Dans une société humaine Alzheimer qui oublie qu’aucune guerre n’est jamais gagnée, qu’elle ne fait que des perdants.
Se défendant de vouloir encore plus défoncer le moral du groupe, la brune avocate rajouta malgré tout sa propre couche. Le Congo RDC, ex Zaïre. Outre la perte de mémoire, la société humaine se montrait aussi aveugle. Six millions de morts. Il ne s’agit pas des morts de la Shoah. Mais des morts que l’incessante succession de guerres a provoquée dans le pays. Interventions du Rwanda voisin, pillage des richesses minières multiples, systématisme du viol, massacres ethniques… Mitterrand disait que la principale qualité d’un homme d’État est l’indifférence. Sans dire que c’est également le principal défaut des États.
Heureusement, dans cet océan de drames, il existe des icebergs d’humanité, protesta la rigide prof d’anglais. Le monde peu connu mais multiple, dense, actif, des associations.
Ce monde en mal de vivre est parsemé de groupements de femmes et d’hommes de bonne volonté, bénévoles, dévoués, engagés. Qui tissent quotidiennement, permanemment, une toile de solidarité, animation, assistance. Partout, pour tous. Additionnées aux ONG, toutes aussi remarquables.
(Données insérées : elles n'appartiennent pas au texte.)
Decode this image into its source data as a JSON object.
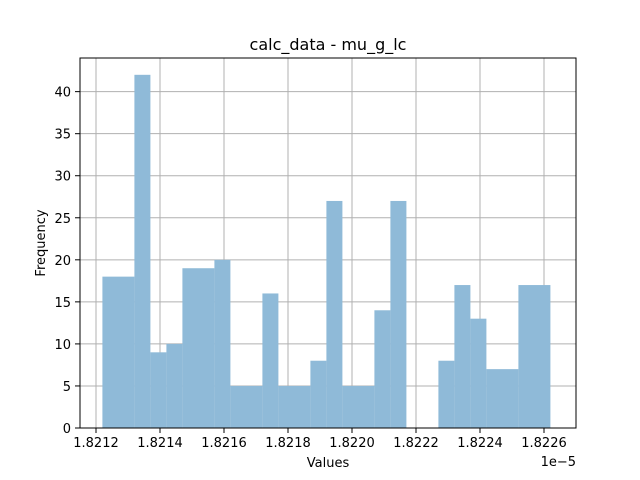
{
  "chart_data": {
    "type": "bar",
    "title": "calc_data - mu_g_lc",
    "xlabel": "Values",
    "ylabel": "Frequency",
    "x_offset_label": "1e−5",
    "bins": [
      {
        "start": 1.82122,
        "end": 1.82132,
        "count": 18
      },
      {
        "start": 1.82132,
        "end": 1.82137,
        "count": 42
      },
      {
        "start": 1.82137,
        "end": 1.82142,
        "count": 9
      },
      {
        "start": 1.82142,
        "end": 1.82147,
        "count": 10
      },
      {
        "start": 1.82147,
        "end": 1.82157,
        "count": 19
      },
      {
        "start": 1.82157,
        "end": 1.82162,
        "count": 20
      },
      {
        "start": 1.82162,
        "end": 1.82172,
        "count": 5
      },
      {
        "start": 1.82172,
        "end": 1.82177,
        "count": 16
      },
      {
        "start": 1.82177,
        "end": 1.82187,
        "count": 5
      },
      {
        "start": 1.82187,
        "end": 1.82192,
        "count": 8
      },
      {
        "start": 1.82192,
        "end": 1.82197,
        "count": 27
      },
      {
        "start": 1.82197,
        "end": 1.82207,
        "count": 5
      },
      {
        "start": 1.82207,
        "end": 1.82212,
        "count": 14
      },
      {
        "start": 1.82212,
        "end": 1.82217,
        "count": 27
      },
      {
        "start": 1.82217,
        "end": 1.82227,
        "count": 0
      },
      {
        "start": 1.82227,
        "end": 1.82232,
        "count": 8
      },
      {
        "start": 1.82232,
        "end": 1.82237,
        "count": 17
      },
      {
        "start": 1.82237,
        "end": 1.82242,
        "count": 13
      },
      {
        "start": 1.82242,
        "end": 1.82252,
        "count": 7
      },
      {
        "start": 1.82252,
        "end": 1.82262,
        "count": 17
      }
    ],
    "xlim": [
      1.82115,
      1.8227
    ],
    "ylim": [
      0,
      44
    ],
    "x_ticks": [
      {
        "value": 1.8212,
        "label": "1.8212"
      },
      {
        "value": 1.8214,
        "label": "1.8214"
      },
      {
        "value": 1.8216,
        "label": "1.8216"
      },
      {
        "value": 1.8218,
        "label": "1.8218"
      },
      {
        "value": 1.822,
        "label": "1.8220"
      },
      {
        "value": 1.8222,
        "label": "1.8222"
      },
      {
        "value": 1.8224,
        "label": "1.8224"
      },
      {
        "value": 1.8226,
        "label": "1.8226"
      }
    ],
    "y_ticks": [
      {
        "value": 0,
        "label": "0"
      },
      {
        "value": 5,
        "label": "5"
      },
      {
        "value": 10,
        "label": "10"
      },
      {
        "value": 15,
        "label": "15"
      },
      {
        "value": 20,
        "label": "20"
      },
      {
        "value": 25,
        "label": "25"
      },
      {
        "value": 30,
        "label": "30"
      },
      {
        "value": 35,
        "label": "35"
      },
      {
        "value": 40,
        "label": "40"
      }
    ],
    "grid": true,
    "bar_color": "#8fbad8",
    "grid_color": "#b0b0b0"
  }
}
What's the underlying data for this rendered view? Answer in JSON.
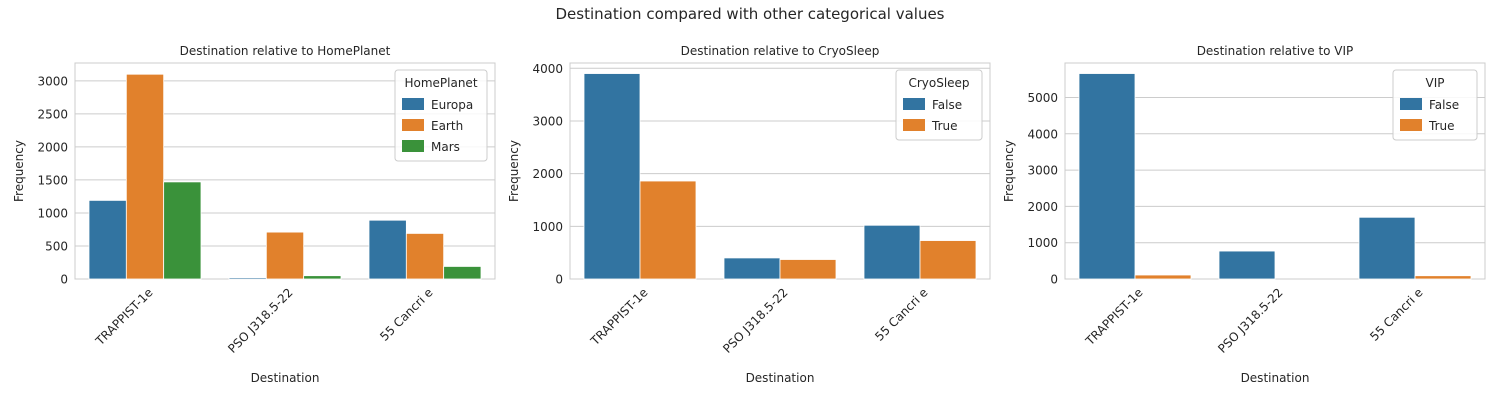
{
  "suptitle": "Destination compared with other categorical values",
  "colors": {
    "blue": "#3274a1",
    "orange": "#e1812c",
    "green": "#3a923a",
    "grid": "#cccccc",
    "axis": "#cccccc",
    "text": "#262626"
  },
  "chart_data": [
    {
      "type": "bar",
      "title": "Destination relative to HomePlanet",
      "xlabel": "Destination",
      "ylabel": "Frequency",
      "categories": [
        "TRAPPIST-1e",
        "PSO J318.5-22",
        "55 Cancri e"
      ],
      "ylim": [
        0,
        3270
      ],
      "yticks": [
        0,
        500,
        1000,
        1500,
        2000,
        2500,
        3000
      ],
      "grid": true,
      "legend": {
        "title": "HomePlanet",
        "position": "top-right"
      },
      "series": [
        {
          "name": "Europa",
          "color": "#3274a1",
          "values": [
            1190,
            20,
            890
          ]
        },
        {
          "name": "Earth",
          "color": "#e1812c",
          "values": [
            3100,
            710,
            690
          ]
        },
        {
          "name": "Mars",
          "color": "#3a923a",
          "values": [
            1470,
            50,
            190
          ]
        }
      ]
    },
    {
      "type": "bar",
      "title": "Destination relative to CryoSleep",
      "xlabel": "Destination",
      "ylabel": "Frequency",
      "categories": [
        "TRAPPIST-1e",
        "PSO J318.5-22",
        "55 Cancri e"
      ],
      "ylim": [
        0,
        4100
      ],
      "yticks": [
        0,
        1000,
        2000,
        3000,
        4000
      ],
      "grid": true,
      "legend": {
        "title": "CryoSleep",
        "position": "top-right"
      },
      "series": [
        {
          "name": "False",
          "color": "#3274a1",
          "values": [
            3900,
            400,
            1020
          ]
        },
        {
          "name": "True",
          "color": "#e1812c",
          "values": [
            1860,
            370,
            730
          ]
        }
      ]
    },
    {
      "type": "bar",
      "title": "Destination relative to VIP",
      "xlabel": "Destination",
      "ylabel": "Frequency",
      "categories": [
        "TRAPPIST-1e",
        "PSO J318.5-22",
        "55 Cancri e"
      ],
      "ylim": [
        0,
        5950
      ],
      "yticks": [
        0,
        1000,
        2000,
        3000,
        4000,
        5000
      ],
      "grid": true,
      "legend": {
        "title": "VIP",
        "position": "top-right"
      },
      "series": [
        {
          "name": "False",
          "color": "#3274a1",
          "values": [
            5660,
            770,
            1700
          ]
        },
        {
          "name": "True",
          "color": "#e1812c",
          "values": [
            110,
            0,
            90
          ]
        }
      ]
    }
  ]
}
Plus visibles aussi. Ce qui les désignent à ces prédateurs politiques, économiques décrits précédemment. ONG qui ont besoin qu’on les défende du faisceau d’attaques financières qu’elles subissent, précisément maintenant.
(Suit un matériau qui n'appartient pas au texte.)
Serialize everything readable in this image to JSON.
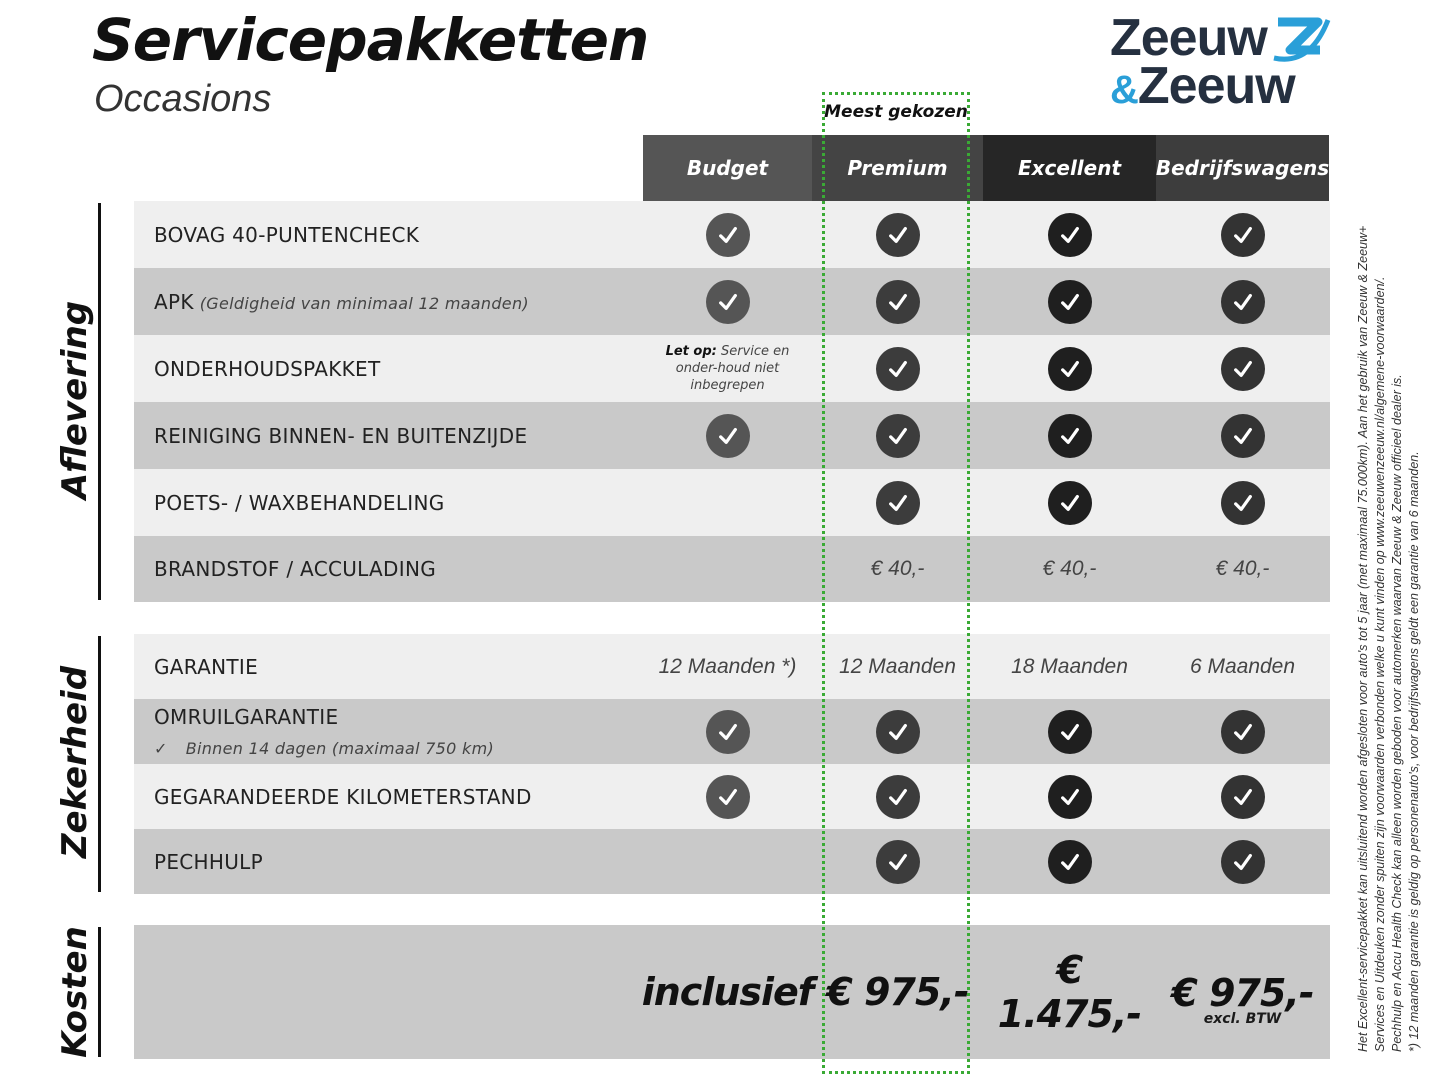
{
  "header": {
    "title": "Servicepakketten",
    "subtitle": "Occasions",
    "logo_text": [
      "Zeeuw",
      "&Zeeuw"
    ]
  },
  "highlight": {
    "label": "Meest gekozen",
    "color": "#3aaa35"
  },
  "columns": [
    {
      "label": "Budget",
      "header_color": "#555555",
      "check_color": "#555555"
    },
    {
      "label": "Premium",
      "header_color": "#444444",
      "check_color": "#3c3c3c"
    },
    {
      "label": "Excellent",
      "header_color": "#262626",
      "check_color": "#1f1f1f"
    },
    {
      "label": "Bedrijfswagens",
      "header_color": "#3d3d3d",
      "check_color": "#333333"
    }
  ],
  "sections": [
    {
      "title": "Aflevering",
      "rows": [
        {
          "label": "BOVAG 40-PUNTENCHECK",
          "cells": [
            "check",
            "check",
            "check",
            "check"
          ]
        },
        {
          "label": "APK",
          "note": "(Geldigheid van minimaal 12 maanden)",
          "cells": [
            "check",
            "check",
            "check",
            "check"
          ]
        },
        {
          "label": "ONDERHOUDSPAKKET",
          "cells": [
            "note",
            "check",
            "check",
            "check"
          ],
          "budget_note_bold": "Let op:",
          "budget_note": "Service en onder-houd niet inbegrepen"
        },
        {
          "label": "REINIGING BINNEN- EN BUITENZIJDE",
          "cells": [
            "check",
            "check",
            "check",
            "check"
          ]
        },
        {
          "label": "POETS- / WAXBEHANDELING",
          "cells": [
            "",
            "check",
            "check",
            "check"
          ]
        },
        {
          "label": "BRANDSTOF / ACCULADING",
          "cells": [
            "",
            "€ 40,-",
            "€ 40,-",
            "€ 40,-"
          ]
        }
      ]
    },
    {
      "title": "Zekerheid",
      "rows": [
        {
          "label": "GARANTIE",
          "cells": [
            "12 Maanden *)",
            "12 Maanden",
            "18 Maanden",
            "6 Maanden"
          ]
        },
        {
          "label": "OMRUILGARANTIE",
          "sub": "Binnen 14 dagen (maximaal 750 km)",
          "cells": [
            "check",
            "check",
            "check",
            "check"
          ]
        },
        {
          "label": "GEGARANDEERDE KILOMETERSTAND",
          "cells": [
            "check",
            "check",
            "check",
            "check"
          ]
        },
        {
          "label": "PECHHULP",
          "cells": [
            "",
            "check",
            "check",
            "check"
          ]
        }
      ]
    },
    {
      "title": "Kosten",
      "prices": [
        "inclusief",
        "€ 975,-",
        "€ 1.475,-",
        "€ 975,-"
      ],
      "price_note": "excl. BTW"
    }
  ],
  "footnotes": [
    "Het Excellent-servicepakket kan uitsluitend worden afgesloten voor auto's tot 5 jaar (met maximaal 75.000km). Aan het gebruik van Zeeuw & Zeeuw+",
    "Services en Uitdeuken zonder spuiten zijn voorwaarden verbonden welke u kunt vinden op www.zeeuwenzeeuw.nl/algemene-voorwaarden/.",
    "Pechhulp en Accu Health Check kan alleen worden geboden voor automerken waarvan Zeeuw & Zeeuw officieel dealer is.",
    "*) 12 maanden garantie is geldig op personenauto's, voor bedrijfswagens geldt een garantie van 6 maanden."
  ]
}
Moi, ce serait plutôt Aïe, l’I.A. ! Le chauffeur de taxi, hochant le chef, expliqua que les trois-quarts de ses clients qui lui parlaient, évoquait d’abord l’intelligence artificielle. Sujet vedette. Qui l’avait amené à s’informer, à l’essayer. À comprendre qu’effectivement, il y avait matière à s’intéresser. Et à s’inquiéter. Un couteau suisse intellectuel qui permet de répondre à tout. Mais aussi qui pénètre partout. Qui, à force de tout faire, mieux et infiniment plus vite, risque de ne plus nous laisser faire grand-chose, nous autres. Comme conduire un taxi !
Permettez-moi d’être plus terre à terre, plus local, plaida alors le libraire, lunettes au bout du bout du nez. Plus urgent aussi. C’est vrai. La joie de voir revenir de l’enfer ces otages vivants. Le chagrin de recevoir les otages morts. Mais aussi l’urgence de retrouver les autres, ceux qui restent, vivants ou morts. Avant tout. Avant tous les sujets évoqués. Avant que le pire, la politique, la politique politicienne, la politique du pire, ne fassent passer derrière cette urgence première.
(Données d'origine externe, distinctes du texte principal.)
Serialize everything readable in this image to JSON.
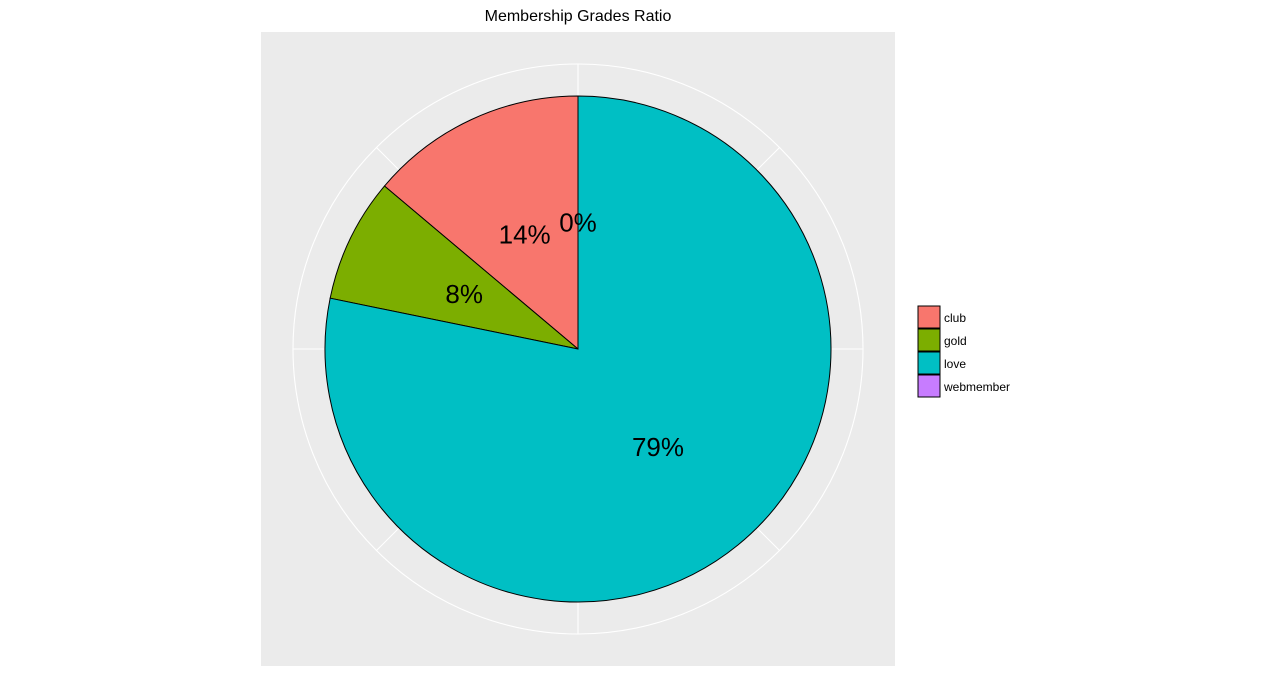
{
  "chart_data": {
    "type": "pie",
    "title": "Membership Grades Ratio",
    "categories": [
      "club",
      "gold",
      "love",
      "webmember"
    ],
    "values": [
      14,
      8,
      79,
      0
    ],
    "labels": [
      "14%",
      "8%",
      "79%",
      "0%"
    ],
    "colors": [
      "#F8766D",
      "#7CAE00",
      "#00BFC4",
      "#C77CFF"
    ],
    "legend_position": "right",
    "panel_background": "#EBEBEB",
    "grid": true
  }
}
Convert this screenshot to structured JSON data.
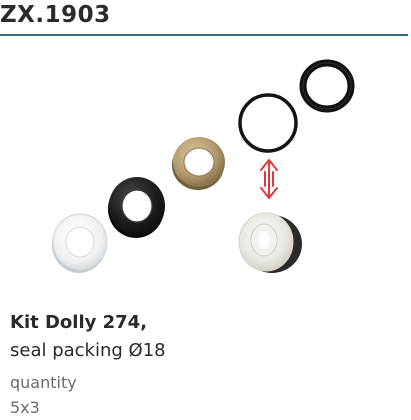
{
  "product": {
    "code": "ZX.1903",
    "name_line1": "Kit Dolly 274,",
    "name_line2": "seal packing Ø18",
    "quantity_label": "quantity",
    "quantity_value": "5x3"
  },
  "colors": {
    "divider": "#2f6f7d",
    "arrow": "#e0393b",
    "ring_white": "#f4f6f7",
    "ring_black": "#1c1c1c",
    "ring_bronze": "#b39b6d"
  },
  "icons": {
    "arrow": "double-headed-vertical-arrow-icon"
  }
}
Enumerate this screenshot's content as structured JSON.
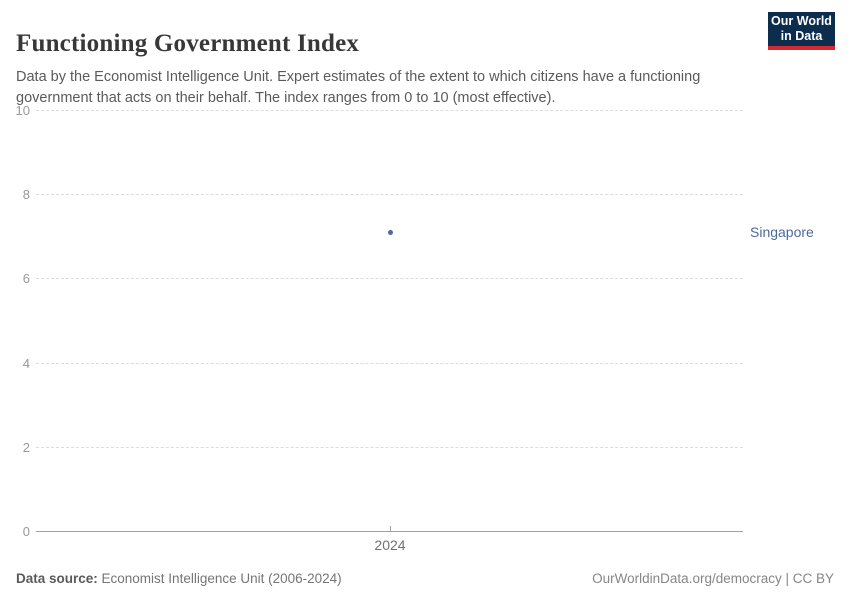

À son tour, Jonathan plaida le pardon du libraire, pour pénétrer, sans permission, sur son terrain. Car il reste toujours, et pour toujours, la littérature, la peinture, la musique. Le sport même. Qui ouvrent toujours une porte, pour chacun d’entre nous. Qui nous réunissent, en outre. Un monde de création qui nous prouve que depuis le temps que nous occupons cette terre, chaque époque a vu des nouvelles réponses à tous les nouveaux problèmes.
Hip hip hourra !! Ils ne tendirent pas le bras droit haut devant eux. Ils tapèrent des pieds sur le plancher et des mains sur la grande table.
Pour finir par se faire enguirlander par le propriétaire.